We had tried various strategies.  The fact that he could deliberately misbehave led us to believe that he might be more intelligent than what we originally thought.  Last week, we decided on a plan that would have Kelly, our paraprofessional working with him as soon as the day started, before he had a chance to get into trouble.  She would then work with him on the computer after lunch, this time dependent on behavior.  After several days of working on targeted readiness activities, as well as computer time on specific areas of Starfall and ABC Mouse, changes were obvious.

On Thursday, our little guy had a wonderful day, behavior wise.  We all celebrated.  He was given abundant praise, an orange note home, and a  toy from his teacher’s treasure chest as well as from mine. Today, J was able to name fourteen letters and sounds, write his name, and, for the first time, listen to and point at individual words, as he repeated them throughout a whole book.  Success!   All I thought about is, “What if we had given up?  What if we didn’t have a paraprofessional who was willing, even eager to take suggestions, read materials given to her about concepts of print, okay with wiping noses and washing hands, reluctant to give up?”

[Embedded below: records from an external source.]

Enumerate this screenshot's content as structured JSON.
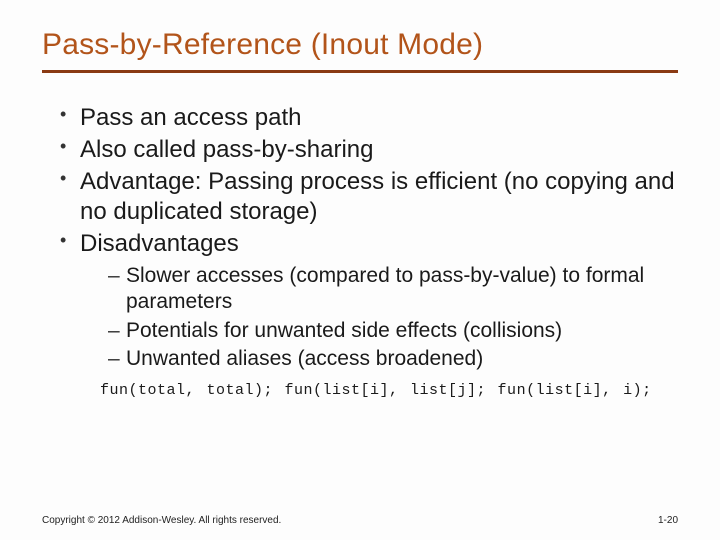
{
  "title": "Pass-by-Reference (Inout Mode)",
  "bullets": {
    "b1": "Pass an access path",
    "b2": "Also called pass-by-sharing",
    "b3": "Advantage: Passing process is efficient (no copying and no duplicated storage)",
    "b4": "Disadvantages",
    "sub1": "Slower accesses (compared to pass-by-value) to formal parameters",
    "sub2": "Potentials for unwanted side effects (collisions)",
    "sub3": "Unwanted aliases (access broadened)"
  },
  "code": "fun(total, total);  fun(list[i], list[j];  fun(list[i], i);",
  "footer": {
    "copyright": "Copyright © 2012 Addison-Wesley. All rights reserved.",
    "pagenum": "1-20"
  }
}
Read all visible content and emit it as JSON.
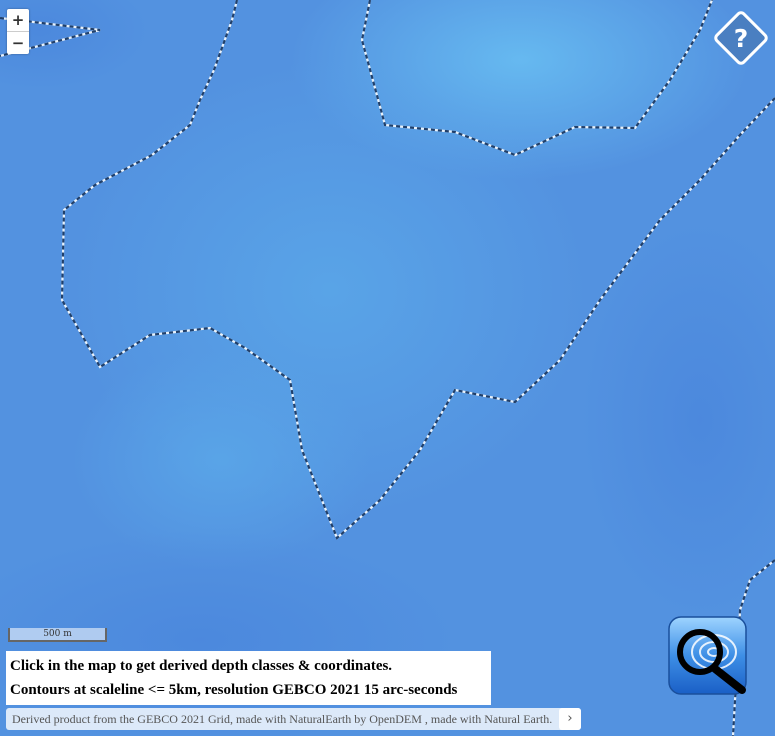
{
  "map": {
    "colors": {
      "deep": "#5090e0",
      "shallow": "#66b9f0",
      "mid": "#5aa2e6",
      "contour_dark": "#1f3f6b",
      "contour_light": "#e9f2fb"
    }
  },
  "zoom": {
    "in_label": "+",
    "out_label": "−",
    "in_icon": "plus-icon",
    "out_icon": "minus-icon"
  },
  "help": {
    "label": "?",
    "icon": "help-diamond-icon"
  },
  "scale": {
    "label": "500 m"
  },
  "info": {
    "line1": "Click in the map to get derived depth classes & coordinates.",
    "line2": "Contours at scaleline <= 5km, resolution GEBCO 2021 15 arc-seconds"
  },
  "attribution": {
    "text": "Derived product from the GEBCO 2021 Grid, made with NaturalEarth by OpenDEM , made with Natural Earth.",
    "toggle_label": "›"
  },
  "search": {
    "icon": "magnifier-icon"
  }
}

Today my beliefs that paraprofessionals can add so much to the educational environment, given specific training, has been reaffirmed.  Not only do children benefit, but paraprofessionals begin to feel more necessary, appreciated, and therefore, more excited about their job.  I see it in Kelly.  Her smile is wider these days, she gets excited along with the children she teaches, and she comes to me with “What next” questions, eager to do more.

Today, she cried, and hugged J, a little boy with a smile on his face that reached from ear to ear.

Will we publish our study?  I doubt it, but that doesn’t mean we will stop challenging and teaching paraprofessionals to give it their all, for the benefit of children and themselves.

Fear or Time?

Truth is…..this is scary!  I know I can write a good letter, or so I’ve been told.  Letters have become outdated, so it’s been awhile.  In the last couple of years, I have written short notes on birthday cards to an aunt in Florida, sent a picture/note to a cousin prematurely living in a nursing home, and a couple of kairos letters to nieces and nephews going on a retreat with their high school peers. The kairos letters were definitely the hardest and took the most time to compose.

As a little girl, I wanted to play the piano.  My best friend took piano lessons, and I envied her.  She only had one sibling, so money wasn’t an issue.  When you are one of six, money (and piano lessons) are not as easy to come by. So I didn’t get piano lessons. While in college, I took a children’s music course, and had my first stab at piano lessons (sort of). I can remember the song I practiced to perfection, and more than that, I remember the feeling, a feeling of true contentment. I didn’t continue with lessons after that music course. Lack of time, I suppose. I bought a piano for my daughter and drove her to lessons, but even then, I didn’t take the time to get that feeling back. Time was even shorter.

I always dreamed of writing a book. I sat down a couple of times to attempt something, but never came up with much. Lack of time, again. Or that is what I tell myself. Just like those kairos letters and piano lessons, maybe it’s not time at all. Maybe it’s a fear of not being good enough, a fear of being judged. or maybe it’s a fear of becoming addicted.   Fear or time, or both? I may find out soon….given time.